JPMorgan Chase & Co. is looking for a Lead Site Reliability Engineer to assume a critical role in defining the future of our globally recognized firm. You will hold a leadership position within your team, demonstrate strong knowledge across multiple technical domains, and provide advice and mentorship on technical and business issues.
What You'll Do
- Demonstrate and champion site reliability culture and practices, exerting technical influence throughout your team.
- Lead initiatives to improve the reliability and stability of your team’s applications and platforms using data-driven analytics to improve service levels.
- Collaborate with team members to identify comprehensive service level indicators and work with stakeholders to establish reasonable service level objectives and error budgets.
- Demonstrate a high level of technical expertise within one or more technical domains and proactively identify and solve technology-related bottlenecks.

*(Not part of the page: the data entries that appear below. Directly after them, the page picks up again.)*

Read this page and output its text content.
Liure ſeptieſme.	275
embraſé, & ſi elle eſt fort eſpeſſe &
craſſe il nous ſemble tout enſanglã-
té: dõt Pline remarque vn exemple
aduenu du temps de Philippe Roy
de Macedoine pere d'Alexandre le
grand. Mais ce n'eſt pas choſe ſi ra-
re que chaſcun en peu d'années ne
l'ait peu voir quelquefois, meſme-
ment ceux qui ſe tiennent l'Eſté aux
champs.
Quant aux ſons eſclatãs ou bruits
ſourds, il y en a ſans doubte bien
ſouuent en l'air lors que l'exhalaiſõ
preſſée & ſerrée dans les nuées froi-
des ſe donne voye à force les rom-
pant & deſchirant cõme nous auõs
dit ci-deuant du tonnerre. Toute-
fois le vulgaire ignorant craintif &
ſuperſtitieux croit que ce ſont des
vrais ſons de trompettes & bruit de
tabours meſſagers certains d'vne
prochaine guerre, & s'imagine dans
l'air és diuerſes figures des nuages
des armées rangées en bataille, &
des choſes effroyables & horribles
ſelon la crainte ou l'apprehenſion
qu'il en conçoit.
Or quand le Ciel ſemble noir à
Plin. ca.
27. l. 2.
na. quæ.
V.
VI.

- Act as the main point of contact during major incidents for your application, demonstrating the skills to identify and solve issues quickly.
- Document and share knowledge within your organization via internal forums and communities of practice.
What We're Looking For
- Formal training or certification in software engineering concepts with 10+ years of applied experience.
- Deep proficiency in reliability, scalability, performance, security, enterprise system architecture, toil reduction, and other SRE best practices.
- Fluency in at least one programming language such as Python, Java Spring Boot, or .Net.
- Deep knowledge of software applications and technical processes with emerging depth in one or more technical disciplines.
- Proficiency and experience in observability using tools such as Grafana, Dynatrace, Prometheus, Datadog, or Splunk.
- Proficiency in continuous integration and continuous delivery tools (e.g., Jenkins, GitLab, Terraform).
- Experience with container and container orchestration (e.g., ECS, Kubernetes, Docker).
- Experience with troubleshooting common networking technologies and issues.
- Ability to identify and solve problems related to complex data structures and algorithms.
- Drive to self-educate and evaluate new technology.
Nice to Have
- Ability to teach new programming languages to team members.
- Ability to expand and collaborate across different levels and stakeholder groups.
Technical Stack
- Languages: Python, Java Spring Boot, .Net
- Observability: Grafana, Dynatrace, Prometheus, Datadog, Splunk
- CI/CD & IaC: Jenkins, GitLab, Terraform
- Containers & Orchestration: ECS, Kubernetes, Docker
Benefits & Compensation
- Comprehensive health care coverage
- On-site health and wellness centers
- Retirement savings plan
- Backup childcare
- Tuition reimbursement
- Mental health support
- Financial coaching
- Base salary determined based on the role, experience, skill set, and location.
We are an equal opportunity employer and place a high value on diversity and inclusion at our company.